Artificial Intelligence and Paternalism: Redefining Liberalism in the Age of Digitization
Received: 8 August 2025; Revised: 16 September 2025; Accepted: 2 October 2025; Published: 14 November 2025
Abstract
This article explores the evolving role of artificial intelligence (AI) as a paternalistic force and its implications for liberal autonomy in the digital age. It reframes AI not merely as a tool or threat, but as a socio-technical agent whose influence emerges through behavioral guidance, manipulation, and decision-making structures. Drawing on philosophical, sociological, and technological perspectives, the paper introduces the concept of liberating paternalism to describe how AI systems subtly reshape human autonomy through voluntary interaction. It identifies four key mechanisms of influence: nudging, manipulation, agency delegation, and ambient governance.
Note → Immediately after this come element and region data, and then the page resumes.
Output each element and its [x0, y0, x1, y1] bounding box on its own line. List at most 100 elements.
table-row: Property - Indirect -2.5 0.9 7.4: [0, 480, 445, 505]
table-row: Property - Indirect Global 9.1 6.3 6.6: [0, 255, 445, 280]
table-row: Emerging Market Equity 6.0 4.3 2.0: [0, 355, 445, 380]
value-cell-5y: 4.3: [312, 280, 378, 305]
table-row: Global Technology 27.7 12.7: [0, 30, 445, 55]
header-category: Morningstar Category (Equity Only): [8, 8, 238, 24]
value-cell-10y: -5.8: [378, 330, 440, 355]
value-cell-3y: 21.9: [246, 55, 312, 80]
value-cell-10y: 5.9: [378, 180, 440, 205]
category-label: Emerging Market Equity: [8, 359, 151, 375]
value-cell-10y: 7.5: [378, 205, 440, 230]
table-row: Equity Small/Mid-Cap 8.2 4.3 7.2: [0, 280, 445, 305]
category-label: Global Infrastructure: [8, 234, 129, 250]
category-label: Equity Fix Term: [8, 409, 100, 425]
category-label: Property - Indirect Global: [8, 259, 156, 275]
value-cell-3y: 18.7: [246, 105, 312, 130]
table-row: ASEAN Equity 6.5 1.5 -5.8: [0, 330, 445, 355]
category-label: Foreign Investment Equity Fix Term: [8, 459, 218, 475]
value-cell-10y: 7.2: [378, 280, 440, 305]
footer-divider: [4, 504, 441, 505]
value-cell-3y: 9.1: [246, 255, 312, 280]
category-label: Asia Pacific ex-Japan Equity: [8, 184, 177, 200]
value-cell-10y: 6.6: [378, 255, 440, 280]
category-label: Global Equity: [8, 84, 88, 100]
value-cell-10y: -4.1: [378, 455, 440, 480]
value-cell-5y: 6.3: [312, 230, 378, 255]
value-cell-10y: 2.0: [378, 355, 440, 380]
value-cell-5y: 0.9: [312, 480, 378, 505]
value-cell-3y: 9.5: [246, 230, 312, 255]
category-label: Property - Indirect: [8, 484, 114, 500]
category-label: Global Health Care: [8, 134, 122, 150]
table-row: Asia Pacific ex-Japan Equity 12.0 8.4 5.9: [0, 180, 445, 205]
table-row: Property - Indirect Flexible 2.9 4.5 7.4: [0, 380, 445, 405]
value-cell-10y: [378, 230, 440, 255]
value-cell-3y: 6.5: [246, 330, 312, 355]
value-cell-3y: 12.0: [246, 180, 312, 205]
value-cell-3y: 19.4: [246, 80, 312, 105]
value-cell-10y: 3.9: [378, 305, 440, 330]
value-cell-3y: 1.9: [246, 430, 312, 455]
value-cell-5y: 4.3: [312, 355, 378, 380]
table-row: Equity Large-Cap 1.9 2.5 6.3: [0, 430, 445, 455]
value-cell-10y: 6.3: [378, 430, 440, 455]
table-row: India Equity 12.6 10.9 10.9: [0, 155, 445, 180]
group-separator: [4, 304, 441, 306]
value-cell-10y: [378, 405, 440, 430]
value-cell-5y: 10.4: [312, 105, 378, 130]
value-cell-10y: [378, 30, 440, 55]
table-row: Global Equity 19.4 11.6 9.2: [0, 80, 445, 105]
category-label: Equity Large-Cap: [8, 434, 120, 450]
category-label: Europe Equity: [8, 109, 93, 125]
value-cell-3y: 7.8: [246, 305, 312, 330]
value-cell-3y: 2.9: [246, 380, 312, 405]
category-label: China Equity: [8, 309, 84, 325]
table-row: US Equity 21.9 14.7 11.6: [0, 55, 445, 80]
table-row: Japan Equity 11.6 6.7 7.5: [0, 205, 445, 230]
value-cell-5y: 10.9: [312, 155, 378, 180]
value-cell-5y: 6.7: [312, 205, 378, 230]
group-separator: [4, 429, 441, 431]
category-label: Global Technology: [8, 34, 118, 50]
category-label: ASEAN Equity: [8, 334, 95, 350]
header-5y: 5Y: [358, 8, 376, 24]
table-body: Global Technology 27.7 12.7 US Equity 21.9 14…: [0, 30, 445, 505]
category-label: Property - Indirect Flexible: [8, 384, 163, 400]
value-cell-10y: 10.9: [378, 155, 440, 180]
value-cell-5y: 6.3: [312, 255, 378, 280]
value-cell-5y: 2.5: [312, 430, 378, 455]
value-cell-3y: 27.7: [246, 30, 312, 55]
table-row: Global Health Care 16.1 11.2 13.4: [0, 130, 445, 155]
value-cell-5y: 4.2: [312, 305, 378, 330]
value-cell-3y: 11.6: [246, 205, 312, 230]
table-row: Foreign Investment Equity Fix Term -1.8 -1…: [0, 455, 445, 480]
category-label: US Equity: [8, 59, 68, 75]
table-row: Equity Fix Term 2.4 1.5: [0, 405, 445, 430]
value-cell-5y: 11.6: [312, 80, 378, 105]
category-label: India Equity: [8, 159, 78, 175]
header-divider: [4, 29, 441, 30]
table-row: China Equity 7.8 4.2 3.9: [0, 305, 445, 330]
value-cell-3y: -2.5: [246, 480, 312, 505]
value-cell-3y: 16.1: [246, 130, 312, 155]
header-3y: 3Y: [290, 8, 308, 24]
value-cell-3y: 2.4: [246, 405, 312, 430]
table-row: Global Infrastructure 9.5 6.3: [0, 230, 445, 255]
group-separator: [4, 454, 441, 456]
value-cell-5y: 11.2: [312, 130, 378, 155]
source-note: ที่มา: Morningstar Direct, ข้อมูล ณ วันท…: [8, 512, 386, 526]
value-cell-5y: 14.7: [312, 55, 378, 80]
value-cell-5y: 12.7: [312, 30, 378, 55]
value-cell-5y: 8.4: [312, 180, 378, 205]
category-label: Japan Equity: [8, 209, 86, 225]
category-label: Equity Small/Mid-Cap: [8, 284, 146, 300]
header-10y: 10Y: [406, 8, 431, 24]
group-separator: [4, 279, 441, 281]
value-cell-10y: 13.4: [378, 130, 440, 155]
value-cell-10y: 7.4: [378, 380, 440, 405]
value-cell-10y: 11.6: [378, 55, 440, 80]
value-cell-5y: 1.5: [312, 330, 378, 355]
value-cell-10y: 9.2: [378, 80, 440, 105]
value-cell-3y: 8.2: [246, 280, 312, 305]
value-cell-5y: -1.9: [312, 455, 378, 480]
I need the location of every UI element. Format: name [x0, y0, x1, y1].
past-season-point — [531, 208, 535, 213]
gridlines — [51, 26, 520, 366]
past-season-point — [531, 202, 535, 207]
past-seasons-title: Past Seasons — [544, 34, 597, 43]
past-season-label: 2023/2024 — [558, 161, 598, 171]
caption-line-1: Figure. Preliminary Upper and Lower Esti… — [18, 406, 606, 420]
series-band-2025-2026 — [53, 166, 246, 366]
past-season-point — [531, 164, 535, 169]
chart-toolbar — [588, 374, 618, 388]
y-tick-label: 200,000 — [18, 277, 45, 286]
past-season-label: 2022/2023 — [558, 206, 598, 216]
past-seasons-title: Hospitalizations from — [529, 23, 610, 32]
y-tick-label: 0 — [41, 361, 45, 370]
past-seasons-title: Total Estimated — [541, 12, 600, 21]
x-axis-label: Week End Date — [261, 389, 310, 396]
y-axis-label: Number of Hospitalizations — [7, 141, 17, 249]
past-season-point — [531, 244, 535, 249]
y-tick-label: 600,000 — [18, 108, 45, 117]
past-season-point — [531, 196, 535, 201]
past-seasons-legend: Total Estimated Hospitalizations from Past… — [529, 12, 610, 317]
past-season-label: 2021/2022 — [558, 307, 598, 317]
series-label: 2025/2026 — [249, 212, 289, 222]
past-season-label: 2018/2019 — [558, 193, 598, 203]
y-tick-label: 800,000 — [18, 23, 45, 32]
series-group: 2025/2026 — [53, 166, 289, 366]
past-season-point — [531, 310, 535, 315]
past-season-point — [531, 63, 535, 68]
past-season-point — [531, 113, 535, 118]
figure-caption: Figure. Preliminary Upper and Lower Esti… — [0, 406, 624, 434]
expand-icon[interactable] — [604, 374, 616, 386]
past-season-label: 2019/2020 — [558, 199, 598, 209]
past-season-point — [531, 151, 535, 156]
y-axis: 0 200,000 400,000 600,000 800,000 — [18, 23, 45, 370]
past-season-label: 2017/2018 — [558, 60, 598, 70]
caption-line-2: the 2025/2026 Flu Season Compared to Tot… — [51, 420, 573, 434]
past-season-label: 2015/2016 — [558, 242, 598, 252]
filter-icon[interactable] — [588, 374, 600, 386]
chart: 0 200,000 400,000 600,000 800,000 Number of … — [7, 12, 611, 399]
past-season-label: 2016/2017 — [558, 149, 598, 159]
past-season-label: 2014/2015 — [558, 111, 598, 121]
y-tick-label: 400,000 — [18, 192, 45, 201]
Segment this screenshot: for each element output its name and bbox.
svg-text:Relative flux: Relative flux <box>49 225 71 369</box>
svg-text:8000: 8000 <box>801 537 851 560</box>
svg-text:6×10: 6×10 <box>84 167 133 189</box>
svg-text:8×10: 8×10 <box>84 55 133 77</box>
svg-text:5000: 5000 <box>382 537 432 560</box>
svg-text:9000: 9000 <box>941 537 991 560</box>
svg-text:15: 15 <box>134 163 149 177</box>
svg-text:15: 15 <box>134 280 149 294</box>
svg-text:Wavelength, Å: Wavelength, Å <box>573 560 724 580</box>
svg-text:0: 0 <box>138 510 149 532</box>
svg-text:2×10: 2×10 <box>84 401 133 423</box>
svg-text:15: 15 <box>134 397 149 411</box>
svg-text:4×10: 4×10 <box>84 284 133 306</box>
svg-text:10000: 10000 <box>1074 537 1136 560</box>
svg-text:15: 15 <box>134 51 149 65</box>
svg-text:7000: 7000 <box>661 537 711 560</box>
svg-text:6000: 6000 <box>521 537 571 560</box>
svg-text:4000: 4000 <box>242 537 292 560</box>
Rather than opposing liberal values outright, AI paternalism emerges through widespread reliance on algorithmic systems that structure everyday decisions. This development may signal a potential shift in how autonomy is exercised within liberal societies, raising questions about whether algorithmic governance is gradually reshaping classical liberal assumptions about individual decision-making. Positioned at the intersection of political philosophy and technology ethics, the paper challenges binary framings of freedom and control. It argues that AI-driven paternalism is not imposed but co-constructed, shaped by the user’s needs for well-being, survival, and cognitive ease. In doing so, it highlights the urgency of developing new frameworks that address the ethical, behavioral, and structural dimensions of autonomy in algorithmic societies.